As I said in the previous post on Tokyo’s “black dust”, the multiplier of 65 is only applicable if:

  • The soil sample is taken from the surface to 5 centimeter deep; and
  • The soil’s relative density is about 1.3 gram/cm3 (cubic centimeter).

In case of the samples that Mr. Ooyama has been collecting,

  • The samples are taken from the surface, as in most cases the “black dust” is scattered on the paved road; and
  • The soil’s density is extremely light, 0.45 gram/cm3.

By automatically multiplying the Bq/kg numbers for Minami Soma’s samples by 65 (or worse, 150), you would be grossly exaggerating the Bq/m2 numbers.

Japan Health Physics Society has a Q&A post detailing the step-by-step calculation to convert Bq/kg to Bq/m2. Let’s figure out what kind of multiplier would be appropriate (if at all) to use for the Minami Soma “black dust” samples.

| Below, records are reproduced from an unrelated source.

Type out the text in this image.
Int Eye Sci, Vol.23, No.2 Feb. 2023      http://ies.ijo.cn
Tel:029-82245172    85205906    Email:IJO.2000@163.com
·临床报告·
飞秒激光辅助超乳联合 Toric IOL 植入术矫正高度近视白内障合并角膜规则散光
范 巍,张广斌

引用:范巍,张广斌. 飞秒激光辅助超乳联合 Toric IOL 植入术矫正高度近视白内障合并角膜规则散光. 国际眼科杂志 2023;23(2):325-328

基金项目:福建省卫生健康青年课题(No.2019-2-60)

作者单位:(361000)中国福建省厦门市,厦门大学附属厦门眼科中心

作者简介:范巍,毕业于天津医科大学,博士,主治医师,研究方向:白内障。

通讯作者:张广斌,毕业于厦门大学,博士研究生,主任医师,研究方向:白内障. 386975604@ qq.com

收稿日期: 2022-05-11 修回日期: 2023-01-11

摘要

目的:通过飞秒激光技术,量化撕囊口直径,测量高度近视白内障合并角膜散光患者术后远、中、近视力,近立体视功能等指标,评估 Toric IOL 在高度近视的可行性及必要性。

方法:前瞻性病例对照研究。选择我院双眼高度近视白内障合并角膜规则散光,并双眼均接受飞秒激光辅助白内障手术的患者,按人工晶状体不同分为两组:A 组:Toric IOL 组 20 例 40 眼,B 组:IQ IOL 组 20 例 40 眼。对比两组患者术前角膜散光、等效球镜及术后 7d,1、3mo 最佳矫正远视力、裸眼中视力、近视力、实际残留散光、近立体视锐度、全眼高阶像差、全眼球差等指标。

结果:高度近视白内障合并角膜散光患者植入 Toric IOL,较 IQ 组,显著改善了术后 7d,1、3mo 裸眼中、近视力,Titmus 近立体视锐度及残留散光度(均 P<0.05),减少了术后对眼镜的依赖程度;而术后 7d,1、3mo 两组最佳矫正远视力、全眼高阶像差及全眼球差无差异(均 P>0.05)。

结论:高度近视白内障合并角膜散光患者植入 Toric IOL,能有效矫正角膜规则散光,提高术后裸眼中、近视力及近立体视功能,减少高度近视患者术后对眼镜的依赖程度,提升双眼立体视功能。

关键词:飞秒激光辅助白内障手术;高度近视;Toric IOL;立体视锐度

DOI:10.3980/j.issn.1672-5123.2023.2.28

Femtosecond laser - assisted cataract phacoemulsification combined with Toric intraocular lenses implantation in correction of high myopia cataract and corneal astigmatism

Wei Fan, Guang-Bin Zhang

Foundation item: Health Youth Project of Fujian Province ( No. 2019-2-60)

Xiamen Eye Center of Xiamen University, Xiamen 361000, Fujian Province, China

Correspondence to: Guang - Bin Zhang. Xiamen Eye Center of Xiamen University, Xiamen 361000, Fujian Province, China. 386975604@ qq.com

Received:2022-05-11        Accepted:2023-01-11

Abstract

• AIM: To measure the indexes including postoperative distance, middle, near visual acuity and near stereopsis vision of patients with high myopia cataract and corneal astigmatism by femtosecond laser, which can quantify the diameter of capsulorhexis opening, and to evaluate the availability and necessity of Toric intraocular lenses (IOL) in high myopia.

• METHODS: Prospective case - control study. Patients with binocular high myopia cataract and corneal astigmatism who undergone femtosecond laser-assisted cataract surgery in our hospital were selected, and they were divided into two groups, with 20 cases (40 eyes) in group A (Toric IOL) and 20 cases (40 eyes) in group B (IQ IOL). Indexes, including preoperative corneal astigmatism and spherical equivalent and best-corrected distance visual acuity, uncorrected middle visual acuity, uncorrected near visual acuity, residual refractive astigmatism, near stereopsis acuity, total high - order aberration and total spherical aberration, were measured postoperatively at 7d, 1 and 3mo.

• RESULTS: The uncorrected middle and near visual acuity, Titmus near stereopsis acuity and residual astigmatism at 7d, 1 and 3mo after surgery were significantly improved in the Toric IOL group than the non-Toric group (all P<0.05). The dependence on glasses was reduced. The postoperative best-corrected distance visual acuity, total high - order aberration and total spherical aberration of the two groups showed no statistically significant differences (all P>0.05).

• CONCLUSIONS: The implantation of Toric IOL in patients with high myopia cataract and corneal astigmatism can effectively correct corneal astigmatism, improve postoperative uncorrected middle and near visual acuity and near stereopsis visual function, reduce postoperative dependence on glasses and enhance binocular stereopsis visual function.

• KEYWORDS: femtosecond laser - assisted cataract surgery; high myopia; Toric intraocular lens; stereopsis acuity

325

First, this is how the multiplier of 65 for the soil sample taken from surface to 5 centimeters and with the relative density of 1.3 gram/cm3 is calculated:

Calculate volume for 1 kg of a given soil sample using the relative density (or specific gravity). Then divide the volume by the depth to get the area. So,

Volume (cm3) = 1000 (g) / 1.3 (g/cm3) = 769 cm3
Area (cm2) = Volume (cm3) / Depth (cm) = 769 / 5 = 154 cm2
Area equivalent to Bq/kg = Bq/154 cm2
Converting this into Bq/m2 (which is 10000 cm2), with the multiplier “x”,
Bq/154 cm2 = x Bq/10000 cm2
x = 10000/154 = 64.9 ≒ 65

Variables are “relative density” and “depth”.
Now, in case of Minami Soma’s “black dust”, let’s assume the sample is taken from surface to 1 centimeter deep (I suspect it’s thinner than 1 centimeter). The density is 0.45 gram/cm3, as one of Mr. Ooyama’s Youtube video states (100 ml for 45 gram):

Volume (cm3) = 1000 (g) / 0.45 (g/cm3) = 2222 cm3
Area (cm2) = Volume (cm3) / Depth (cm) = 2222 / 1 = 2222 cm2
Area equivalent to Bq/kg = Bq/2222 cm2
Converting this into Bq/m2, with the multiplier “x”,
Bq/2222 cm2 = x Bq/10000 cm2
x = 10000/2222 ≒ 4.5

If it is possible to take the sample from 1 millimeter,

Volume (cm3) = 1000 (g) / 0.45 (g/cm3) = 2222 cm3
Area (cm2) = Volume (cm3) / Depth (cm) = 2222 / 0.1 = 22220 cm2
Area equivalent to Bq/kg = Bq/22220 cm2
Converting this into Bq/m2, with the multiplier “x”,
Bq/22220 cm2 = x Bq/10000 cm2
x = 10000/22220 ≒ 0.45

So, if the “black dust” sample is taken from the surface to 1 centimeter deep, the appropriate multiplier would be NOT 65 BUT 4.5. If the sample is taken from 1 millimeter, the multiplier would be 0.45.
The numbers, whether they are in Bq/kg or Bq/m2, are extremely high, particularly in Minami Soma City. I don’t understand why the municipal governments, whether it is in Minami Soma City or in Tokyo, aren’t removing the substance, particularly from the school routes and parks.

But it is plain wrong to hype the already bad numbers by multiplying by 65. As the “black dust” is not uniformly spread over wide areas, I’m not sure if doing the conversion from Bq/kg to Bq/m2 makes any sense.